The edit made the second sentence:
“In politics or morality this may be at least a metaphor for a reasonable solution: compromise.”
So I was made to endorse exactly what I was rejecting. That’s when my head hit the desk with a loud bang.
The question of whether or not contributions to public discussions of political issues should always be based on strictly rational grounds, or whether ideas not so based shouldn’t also be treated with respect, is an interesting and important one. I don’t quite know where I would come down on that in principle.
For example, is opposition to abortion on moral grounds purely irrational, and even if it is, shouldn’t one have some respect for those who are strongly opposed to it based just on an emotional repugnance?
The reason my jaw dropped at the sentence of Nussbaum’s that I referred to was different, however. It seemed to me (and perhaps I am misreading her) that she was suggesting that when we secular types speak in public we should not mention that we think that we think religion is epistemologically questionable, to say the least, because we shouldn’t “show up the claims of religion as damaging” or “adopt a public conception of truth and objectivity according to which such claims are false.”
It sounded to me, at first blush, as though she were saying that we could have our doubts about religion as long as we whispered them to each other, but we shouldn’t mention them in public because it would be disrespectful of religious folk to make them look bad. And of course, in the modern age of the internet, etc., religious people quickly become aware that some people do think that religion is bunk.
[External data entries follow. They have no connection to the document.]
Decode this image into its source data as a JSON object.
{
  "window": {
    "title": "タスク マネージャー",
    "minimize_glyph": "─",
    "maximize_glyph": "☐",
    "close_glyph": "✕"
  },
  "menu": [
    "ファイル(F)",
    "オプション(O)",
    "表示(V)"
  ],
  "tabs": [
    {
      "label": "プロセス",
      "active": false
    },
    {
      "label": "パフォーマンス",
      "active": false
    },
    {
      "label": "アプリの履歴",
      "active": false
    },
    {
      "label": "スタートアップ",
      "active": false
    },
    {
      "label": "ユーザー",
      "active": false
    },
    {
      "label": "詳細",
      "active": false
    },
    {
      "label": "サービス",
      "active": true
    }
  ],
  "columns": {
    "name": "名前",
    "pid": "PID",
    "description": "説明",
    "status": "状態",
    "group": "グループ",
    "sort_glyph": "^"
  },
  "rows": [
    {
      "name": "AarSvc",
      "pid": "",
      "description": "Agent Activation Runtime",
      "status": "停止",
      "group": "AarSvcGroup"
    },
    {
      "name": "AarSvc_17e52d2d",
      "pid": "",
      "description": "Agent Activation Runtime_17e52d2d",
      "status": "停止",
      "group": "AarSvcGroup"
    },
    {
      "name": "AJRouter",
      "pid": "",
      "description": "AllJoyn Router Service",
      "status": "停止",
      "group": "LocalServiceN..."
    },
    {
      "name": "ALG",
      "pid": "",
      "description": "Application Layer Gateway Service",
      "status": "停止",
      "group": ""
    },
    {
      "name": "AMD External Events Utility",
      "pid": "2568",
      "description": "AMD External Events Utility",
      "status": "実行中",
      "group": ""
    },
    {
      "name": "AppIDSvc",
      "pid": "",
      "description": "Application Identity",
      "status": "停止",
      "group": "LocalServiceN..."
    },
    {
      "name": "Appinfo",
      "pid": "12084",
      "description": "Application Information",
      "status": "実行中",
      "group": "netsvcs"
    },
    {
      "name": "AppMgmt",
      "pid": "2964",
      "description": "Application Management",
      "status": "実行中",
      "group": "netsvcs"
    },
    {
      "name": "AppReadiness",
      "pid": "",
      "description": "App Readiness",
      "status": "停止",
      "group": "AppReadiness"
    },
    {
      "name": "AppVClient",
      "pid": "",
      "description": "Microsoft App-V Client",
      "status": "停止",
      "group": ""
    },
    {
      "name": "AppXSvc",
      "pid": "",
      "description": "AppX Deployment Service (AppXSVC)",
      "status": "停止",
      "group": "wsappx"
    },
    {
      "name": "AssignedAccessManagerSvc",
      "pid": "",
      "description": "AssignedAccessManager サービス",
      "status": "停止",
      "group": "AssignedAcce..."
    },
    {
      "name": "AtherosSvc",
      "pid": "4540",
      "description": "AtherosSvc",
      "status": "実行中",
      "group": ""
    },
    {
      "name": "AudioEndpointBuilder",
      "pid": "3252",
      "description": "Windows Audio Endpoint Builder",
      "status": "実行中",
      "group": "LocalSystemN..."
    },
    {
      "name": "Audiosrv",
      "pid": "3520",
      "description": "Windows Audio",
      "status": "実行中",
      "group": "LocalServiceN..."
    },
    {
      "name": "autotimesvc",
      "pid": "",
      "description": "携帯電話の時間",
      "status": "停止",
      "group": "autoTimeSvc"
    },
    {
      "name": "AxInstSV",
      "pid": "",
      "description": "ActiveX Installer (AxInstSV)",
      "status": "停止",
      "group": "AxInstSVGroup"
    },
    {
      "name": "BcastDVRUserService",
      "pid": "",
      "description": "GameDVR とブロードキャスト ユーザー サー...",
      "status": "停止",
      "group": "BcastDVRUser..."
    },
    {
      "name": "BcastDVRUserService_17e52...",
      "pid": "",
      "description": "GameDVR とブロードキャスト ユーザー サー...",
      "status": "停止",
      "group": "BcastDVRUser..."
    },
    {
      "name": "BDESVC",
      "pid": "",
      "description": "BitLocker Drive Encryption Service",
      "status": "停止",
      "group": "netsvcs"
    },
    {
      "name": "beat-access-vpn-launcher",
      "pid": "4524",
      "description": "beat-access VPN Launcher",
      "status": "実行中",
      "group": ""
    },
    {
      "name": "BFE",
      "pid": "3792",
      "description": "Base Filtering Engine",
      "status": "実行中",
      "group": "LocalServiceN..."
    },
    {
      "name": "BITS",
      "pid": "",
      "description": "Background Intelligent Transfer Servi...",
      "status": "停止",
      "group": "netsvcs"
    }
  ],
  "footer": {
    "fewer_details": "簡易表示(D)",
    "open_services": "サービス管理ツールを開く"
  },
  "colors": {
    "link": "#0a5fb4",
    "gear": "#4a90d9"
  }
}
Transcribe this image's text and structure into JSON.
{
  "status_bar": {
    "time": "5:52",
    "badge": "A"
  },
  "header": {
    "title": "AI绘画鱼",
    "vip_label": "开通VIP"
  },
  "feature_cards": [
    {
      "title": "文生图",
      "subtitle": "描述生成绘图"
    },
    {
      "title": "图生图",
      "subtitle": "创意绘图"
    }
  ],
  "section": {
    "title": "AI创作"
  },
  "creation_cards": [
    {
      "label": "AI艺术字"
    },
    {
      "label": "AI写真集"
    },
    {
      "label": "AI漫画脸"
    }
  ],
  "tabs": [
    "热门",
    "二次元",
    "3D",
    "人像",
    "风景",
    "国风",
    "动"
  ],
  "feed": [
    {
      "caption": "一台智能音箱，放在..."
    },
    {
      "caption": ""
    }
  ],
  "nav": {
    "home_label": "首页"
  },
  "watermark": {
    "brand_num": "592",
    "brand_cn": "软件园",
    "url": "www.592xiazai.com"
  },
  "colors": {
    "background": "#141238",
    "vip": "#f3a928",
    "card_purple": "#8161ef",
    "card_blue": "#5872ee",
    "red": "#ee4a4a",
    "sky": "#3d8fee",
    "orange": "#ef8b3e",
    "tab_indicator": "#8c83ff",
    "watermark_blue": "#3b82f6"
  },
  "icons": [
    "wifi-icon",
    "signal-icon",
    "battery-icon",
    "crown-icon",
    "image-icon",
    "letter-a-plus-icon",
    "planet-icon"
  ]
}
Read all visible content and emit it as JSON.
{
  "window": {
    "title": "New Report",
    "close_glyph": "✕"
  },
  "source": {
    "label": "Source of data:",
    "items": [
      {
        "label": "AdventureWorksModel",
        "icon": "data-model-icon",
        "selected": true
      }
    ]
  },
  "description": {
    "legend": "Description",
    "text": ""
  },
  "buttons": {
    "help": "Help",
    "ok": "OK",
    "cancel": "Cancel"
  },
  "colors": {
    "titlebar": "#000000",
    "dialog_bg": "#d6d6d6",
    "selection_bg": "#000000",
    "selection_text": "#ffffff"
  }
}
But perhaps I was not interpreting her correctly. Perhaps she meant by “a public conception of truth” a special sort of concept of truth, to be used only when debating political issues, according to which irrational claims of “truth” would be put on the same level as rational ones.
But I still have a problem with this. What about the issue of climate change? Should irrational ideas about climate change be given the same respect as climate science? Discussing whether it is economically feasible to make drastic changes in our use of technology is certainly a rational discussion to have, but what about someone who says, “The Bible says God gave us dominion over the earth, so whatever we want to do with it is OK”? Does Nussbaum think that such a religious idea should be treated with the same respect as science? I would certainly hope not.
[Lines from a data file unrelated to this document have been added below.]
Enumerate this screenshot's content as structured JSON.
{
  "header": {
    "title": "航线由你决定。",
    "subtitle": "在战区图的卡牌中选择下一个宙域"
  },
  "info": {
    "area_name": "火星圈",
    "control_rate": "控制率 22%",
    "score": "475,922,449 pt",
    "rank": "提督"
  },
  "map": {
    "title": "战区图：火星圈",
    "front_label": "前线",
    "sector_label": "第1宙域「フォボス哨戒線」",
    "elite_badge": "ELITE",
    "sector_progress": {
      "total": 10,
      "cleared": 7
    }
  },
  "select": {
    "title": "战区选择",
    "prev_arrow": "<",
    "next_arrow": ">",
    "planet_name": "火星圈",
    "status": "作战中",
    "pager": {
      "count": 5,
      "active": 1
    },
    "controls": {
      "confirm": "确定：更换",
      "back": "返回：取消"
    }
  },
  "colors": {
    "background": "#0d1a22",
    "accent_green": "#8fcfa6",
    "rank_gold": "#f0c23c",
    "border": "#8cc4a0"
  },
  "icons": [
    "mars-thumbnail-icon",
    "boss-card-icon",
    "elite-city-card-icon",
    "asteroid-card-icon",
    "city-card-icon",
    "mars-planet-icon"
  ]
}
Believe me, JonJ, I’m not all that certain myself. Even giving Nussbaum the benefit of charitable reading, sometimes it’s hard to believe – given the way she herself phrases things – that she isn’t letting this “hands-off” attitude towards religion bleed over from the very specific political disputes arena to a more general notion that would count as what OB has labeled “respect creep.”
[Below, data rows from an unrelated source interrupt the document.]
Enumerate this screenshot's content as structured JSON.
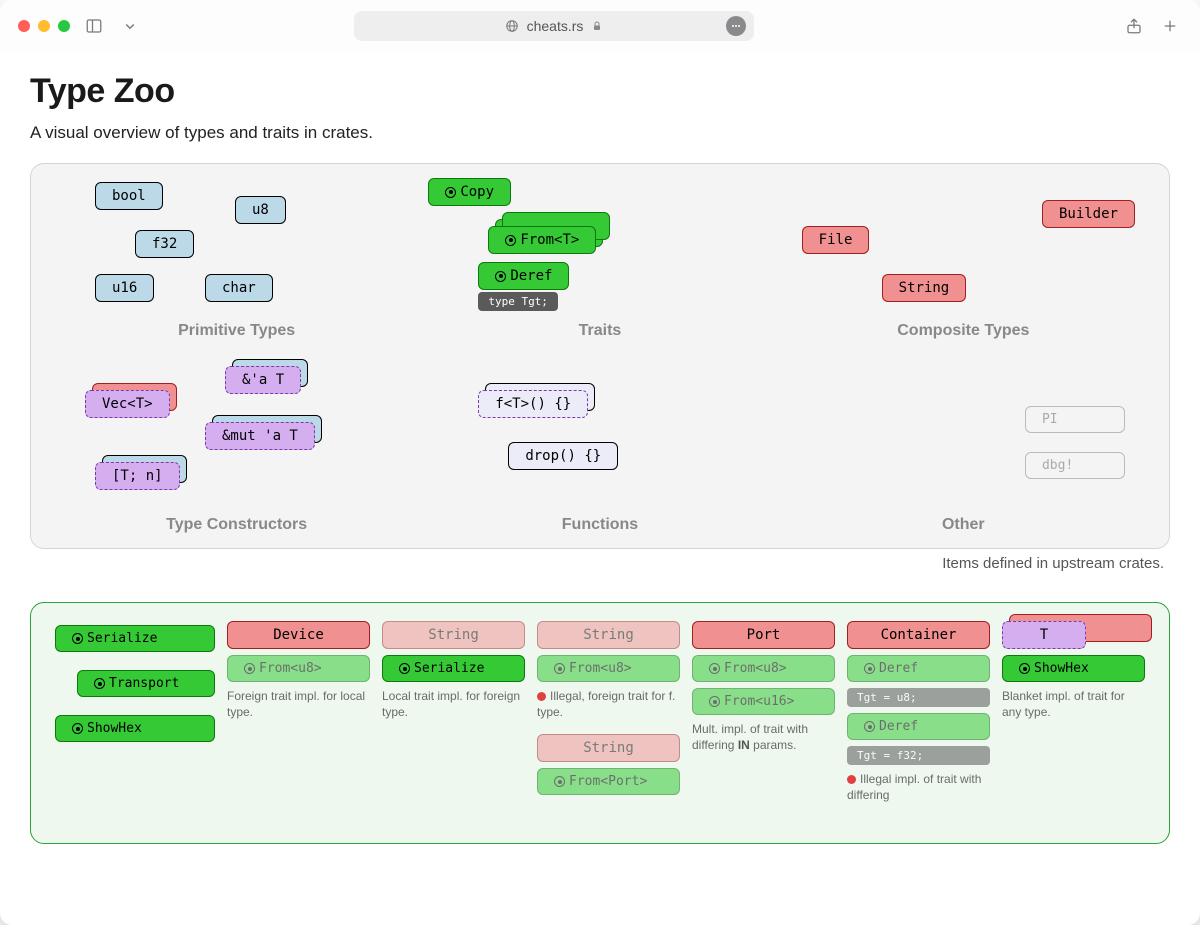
{
  "browser": {
    "url_host": "cheats.rs"
  },
  "page": {
    "title": "Type Zoo",
    "subtitle": "A visual overview of types and traits in crates."
  },
  "upstream": {
    "primitive_label": "Primitive Types",
    "traits_label": "Traits",
    "composite_label": "Composite Types",
    "constructors_label": "Type Constructors",
    "functions_label": "Functions",
    "other_label": "Other",
    "caption": "Items defined in upstream crates.",
    "primitives": {
      "bool": "bool",
      "u8": "u8",
      "f32": "f32",
      "u16": "u16",
      "char": "char"
    },
    "traits": {
      "copy": "Copy",
      "from_t": "From<T>",
      "deref": "Deref",
      "deref_assoc": "type Tgt;"
    },
    "composites": {
      "builder": "Builder",
      "file": "File",
      "string": "String"
    },
    "constructors": {
      "vec_t": "Vec<T>",
      "ref_t": "&'a T",
      "mut_ref_t": "&mut 'a T",
      "array": "[T; n]"
    },
    "functions": {
      "generic": "f<T>() {}",
      "drop": "drop() {}"
    },
    "other": {
      "pi": "PI",
      "dbg": "dbg!"
    }
  },
  "own": {
    "serialize": "Serialize",
    "transport": "Transport",
    "showhex": "ShowHex",
    "cols": {
      "device": {
        "head": "Device",
        "impl": "From<u8>",
        "desc": "Foreign trait impl. for local type."
      },
      "string1": {
        "head": "String",
        "impl": "Serialize",
        "desc": "Local trait impl. for foreign type."
      },
      "string2": {
        "head": "String",
        "impl": "From<u8>",
        "desc": "Illegal, foreign trait for f. type.",
        "head2": "String",
        "impl2": "From<Port>"
      },
      "port": {
        "head": "Port",
        "impl1": "From<u8>",
        "impl2": "From<u16>",
        "desc_a": "Mult. impl. of trait with differing ",
        "desc_b": "IN",
        "desc_c": " params."
      },
      "container": {
        "head": "Container",
        "impl1": "Deref",
        "tgt1": "Tgt = u8;",
        "impl2": "Deref",
        "tgt2": "Tgt = f32;",
        "desc": "Illegal impl. of trait with differing"
      },
      "t": {
        "head": "T",
        "impl": "ShowHex",
        "desc": "Blanket impl. of trait for any type."
      }
    }
  }
}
And as to whether even the smaller “hands-off” attitude is justified, I have the same doubts you do.
Well, just let me tell you something Ms. Benson. Martha Nussbaum has her very own entry in the Italian encyclopedia “Enciclopedia Garzanti della Filosofia”, and you do not. So there!!
Just so, Jon – I’ve been wondering exactly what she meant by ‘a public conception of truth’ ever since I first read that. (Not all the time though, I’m happy to report.) It’s not entirely clear even in context. But then – she should have realized that; if she didn’t mean it in a sweeping way, she should have said it more cautiously. It just does seem like an odd thing to say.
“given the way she herself phrases things”
I’ve just been finding some more interesting phrasing. I wasn’t specifically looking for it, but I found it. She does use some very tendentious vocabulary on this subject – uncharitable, even. I’ll try to do a post about it, rib permitting.
Good point, Francesco! I think she has her very own entry in the big Anglophone encyclopedias too, for that matter, and I do not: so doubly there!